At Lusail, under rain lashing Doha on National Day, the Atlas Lions claimed the Arab Cup after a breathtaking final against Jordan (3–2 a.e.t.). A wonder strike from over 50 meters, an opponent who never gave up, and Hamdallah in savior mode: three days before the opening of “their” Africa Cup of Nations at home, Morocco have already lit the fuse.
There are nights when a stadium feels like a factory for storylines. Lusail — 84,517 spectators wrapped in improvised ponchos to fight off the downpour — delivered exactly that: a match that sprinted, flipped, twisted, and ultimately crowned the team that refused to fall. On Thursday, Tarik Sektioui’s Morocco lifted their second Arab Cup, thirteen years after 2012, following a suffocating tug-of-war against a Jordanian side determined to play spoiler until the very last breath.
A lob from another world, and Lusail freezes
The match barely had time to introduce itself — it exploded. In the 4th minute, Oussama Tannane spotted Jordanian goalkeeper Yazeed Abulaila slightly off his line… and dared the unthinkable. One audacious strike, a massive lob from over 50 meters (some would swear even more), and Lusail fell into stunned silence. Jordan were hit once, then again: on the pitch, Morocco took control — technically clean, superior in possession — with the sense they could double the lead before halftime, yet unable to seal it. The picture was beautiful, but incomplete: finishing, for now, was missing.
Jordan bite back
And in a final, inefficiency always comes at a price. After the break, Jamal Sellami’s Jordan emerged transformed: sharper, more direct, driven by a growing wave of belief with every forward run. Ali Olwan leveled the score with a header (47th/48th), and the match shifted into another dimension — one of nervous duels, whistles, and raw courage.
Then came the moment when Jordan thought they had touched the sky. Olwan again, converting a penalty (65th/68th) to complete his brace and turn the final on its head. Lusail became a pressure cooker: tension, noise, chaos — everything was there. The Nashama had the lead, the momentum, and even a match ball late in stoppage time — an effort miraculously saved by the Moroccan last line of defense, as if fate had decided to leave a blank page for what was still to come.
VAR, extra time, and the man who emerged
Backed into a corner, Morocco found what great teams find on wild nights: one last bullet. Abderrazak Hamdallah, introduced from the bench, equalized in the 88th minute, a goal confirmed after a VAR review. Suddenly, the final changed ownership: extra time, mano a mano, the kind of football where legs burn but minds refuse to surrender.
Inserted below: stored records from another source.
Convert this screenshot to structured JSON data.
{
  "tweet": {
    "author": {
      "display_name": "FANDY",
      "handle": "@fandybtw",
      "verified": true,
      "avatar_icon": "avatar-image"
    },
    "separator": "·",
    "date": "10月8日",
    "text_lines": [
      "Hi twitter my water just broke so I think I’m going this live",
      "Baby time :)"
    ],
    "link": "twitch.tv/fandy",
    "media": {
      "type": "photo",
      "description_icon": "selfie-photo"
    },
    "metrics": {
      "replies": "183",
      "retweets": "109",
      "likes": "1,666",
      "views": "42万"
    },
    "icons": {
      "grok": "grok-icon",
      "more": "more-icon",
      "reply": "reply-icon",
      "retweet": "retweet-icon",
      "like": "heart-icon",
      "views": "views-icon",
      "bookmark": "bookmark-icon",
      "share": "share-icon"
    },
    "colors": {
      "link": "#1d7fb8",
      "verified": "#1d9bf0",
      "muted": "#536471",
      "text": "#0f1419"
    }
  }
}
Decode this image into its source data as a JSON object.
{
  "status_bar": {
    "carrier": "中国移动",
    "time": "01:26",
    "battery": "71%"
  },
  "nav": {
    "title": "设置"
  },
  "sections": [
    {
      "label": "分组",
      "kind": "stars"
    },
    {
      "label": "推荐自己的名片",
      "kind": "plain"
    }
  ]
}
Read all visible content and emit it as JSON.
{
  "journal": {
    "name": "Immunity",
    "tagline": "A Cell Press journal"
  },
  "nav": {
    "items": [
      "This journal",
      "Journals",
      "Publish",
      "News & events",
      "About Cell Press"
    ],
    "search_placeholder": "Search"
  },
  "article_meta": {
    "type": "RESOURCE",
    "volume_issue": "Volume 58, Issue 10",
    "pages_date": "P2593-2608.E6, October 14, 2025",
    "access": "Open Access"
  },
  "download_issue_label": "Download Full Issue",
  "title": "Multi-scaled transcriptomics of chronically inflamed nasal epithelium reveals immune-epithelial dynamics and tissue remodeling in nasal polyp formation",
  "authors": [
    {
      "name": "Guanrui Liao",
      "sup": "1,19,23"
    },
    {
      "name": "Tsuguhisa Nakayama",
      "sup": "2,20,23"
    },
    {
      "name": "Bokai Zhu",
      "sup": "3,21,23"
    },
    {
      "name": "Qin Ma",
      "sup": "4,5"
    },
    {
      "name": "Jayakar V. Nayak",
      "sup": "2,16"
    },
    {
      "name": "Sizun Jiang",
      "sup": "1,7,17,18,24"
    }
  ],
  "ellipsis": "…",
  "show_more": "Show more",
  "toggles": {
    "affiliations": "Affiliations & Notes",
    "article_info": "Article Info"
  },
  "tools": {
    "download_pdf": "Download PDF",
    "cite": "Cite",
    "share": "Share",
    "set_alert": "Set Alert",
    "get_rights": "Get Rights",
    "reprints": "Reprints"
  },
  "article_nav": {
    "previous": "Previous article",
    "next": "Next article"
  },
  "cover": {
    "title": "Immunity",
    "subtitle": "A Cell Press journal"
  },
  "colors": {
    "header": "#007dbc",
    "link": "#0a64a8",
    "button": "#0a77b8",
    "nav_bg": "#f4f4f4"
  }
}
Jordan thought they had struck immediately — a goal was even scored at the very start of extra time, only to be ruled out for handball. One second that takes you from ecstasy to emptiness. And on nights like this, emptiness swallows everything.
Hamdallah then donned the full hero’s cape: opportunistic, clinical, decisive. In the 100th minute, he completed his brace and delivered the goal that sealed the cup. The Moroccan end exploded in euphoria; Jordan pushed again, but the thread had snapped.
A title, a signal, and AFCON already on the horizon
This Morocco side had not even unleashed all its stars: a rotated squad, a “second unit,” yet a clear trajectory, built on defensive solidity that had conceded very little before the final. Opposite them stood the tournament’s most potent attack, a red-hot Olwan, and a script that could have flipped a hundred times. Yet it was Morocco who walked away with the trophy, succeeding Algeria on the honors list of a FIFA competition featuring 16 teams from the Arab world.
And perhaps that is the loudest message of all: three days before the opening of the Africa Cup of Nations in Morocco (December 21–January 18), with a home opener against Comoros, the Atlas Lions have not only won a trophy. They have passed a nerve test, survived a storm, and conquered a final that forges a team.
AFCON hasn’t even begun — and Morocco have already found their first roar of victory. One that says: “We know how to suffer. And we know how to finish.”